La foule rassemblée sur la place Tahrir, épicentre du soulèvement qui a mené au renversement du régime Moubarak, était majoritairement islamiste. Une grande bannière d'un important candidat salafiste à la présidentielle, Hazem Abu Islamil, était suspendue sur la place et plusieurs manifestants portaient des t-shirts à son effigie. De nombreux hommes portaient la barbe des musulmans conservateurs et les vendeurs proposaient des bannières noires avec la profession de foi musulmane.

«Si Omar Suleiman devient président, (le pays) deviendra un bain de sang et les gens vont rester sur la place pendant 10 ans», a déclaré un manifestant, Ahmed Murad, devant des bannières qualifiant M. Suleiman de «candidat des sionistes».

Omar Suleiman a été l'émissaire d'Hosni Moubarak dans les relations de l'Égypte avec Israël et plusieurs le considèrent comme un symbole de la relation apaisée entre les deux pays sous le règne de l'ancien dictateur.

«Nous n'avons pas chassé Moubarak pour en avoir un autre», a lancé un autre manifestant, Adel Suleiman, alors que la foule portait un cercueil noir où était écrit «le peuple veut chasser les vestiges», en référence aux anciennes personnalités du régime.

Les manifestants ont scandé «le peuple veut renverser le maréchal», en référence au chef du conseil militaire au pouvoir, le maréchal Hussein Tantaoui.

Jeudi, le Parlement égyptien dominé par les islamistes a adopté un projet de loi interdisant aux personnalités de l'ancien régime de se porter candidates à la présidence pendant 10 ans.
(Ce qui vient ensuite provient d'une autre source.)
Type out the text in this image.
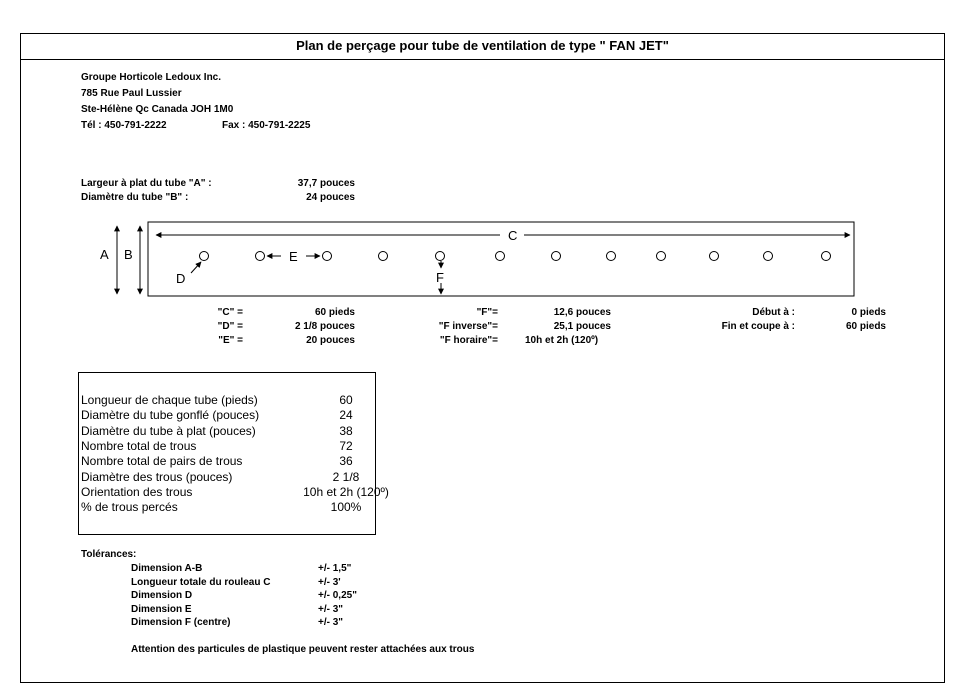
Plan de perçage pour tube de ventilation de type " FAN JET"
Groupe Horticole Ledoux Inc.
785 Rue Paul Lussier
Ste-Hélène Qc Canada JOH 1M0
Tél : 450-791-2222	Fax : 450-791-2225
Largeur à plat du tube "A" :	37,7 pouces
Diamètre du tube "B" :	24 pouces
A B
C
D
E
F
"C" =	60 pieds
"D" =	2 1/8 pouces
"E" =	20 pouces
"F"=	12,6 pouces
"F inverse"=	25,1 pouces
"F horaire"=	10h et 2h (120º)
Début à :	0 pieds
Fin et coupe à :	60 pieds
Longueur de chaque tube (pieds)	60
Diamètre du tube gonflé (pouces)	24
Diamètre du tube à plat (pouces)	38
Nombre total de trous	72
Nombre total de pairs de trous	36
Diamètre des trous (pouces)	2 1/8
Orientation des trous	10h et 2h (120º)
% de trous percés	100%
Tolérances:
Dimension A-B	+/- 1,5"
Longueur totale du rouleau C	+/- 3'
Dimension D	+/- 0,25"
Dimension E	+/- 3"
Dimension F (centre)	+/- 3"
Attention des particules de plastique peuvent rester attachées aux trous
Le projet de loi a été élaboré à la hâte cette semaine dans une tentative de disqualifier Omar Suleiman, mais le conseil militaire doit ratifier le texte pour qu'il entre en vigueur.

En réponse aux allégations voulant que M. Suleiman soit soutenu par l'armée, le maréchal Tantaoui a déclaré vendredi que le conseil militaire «n'a aucun préjugé et n'appuie aucun parti», et qu'il «ne participe pas au débat politique en cours et ne soutient aucun candidat à la présidence». Il n'a rien dit au sujet du projet de loi adopté par le Parlement.

Même si la plupart des Égyptiens se méfient d'Omar Suleiman, considéré comme un symbole de l'ancien régime, il pourrait rallier le soutien d'une partie de la population qui craint la domination des islamistes et qui veut un retour à la stabilité après plus d'un an de troubles.

L'élection présidentielle égyptienne doit avoir lieu les 23 et 24 mai, avec un possible second tour les 16 et 17 juin. Le gagnant sera annoncé le 21 juin, moins de deux semaines avant la date de transfert du pouvoir aux civils promise par les militaires.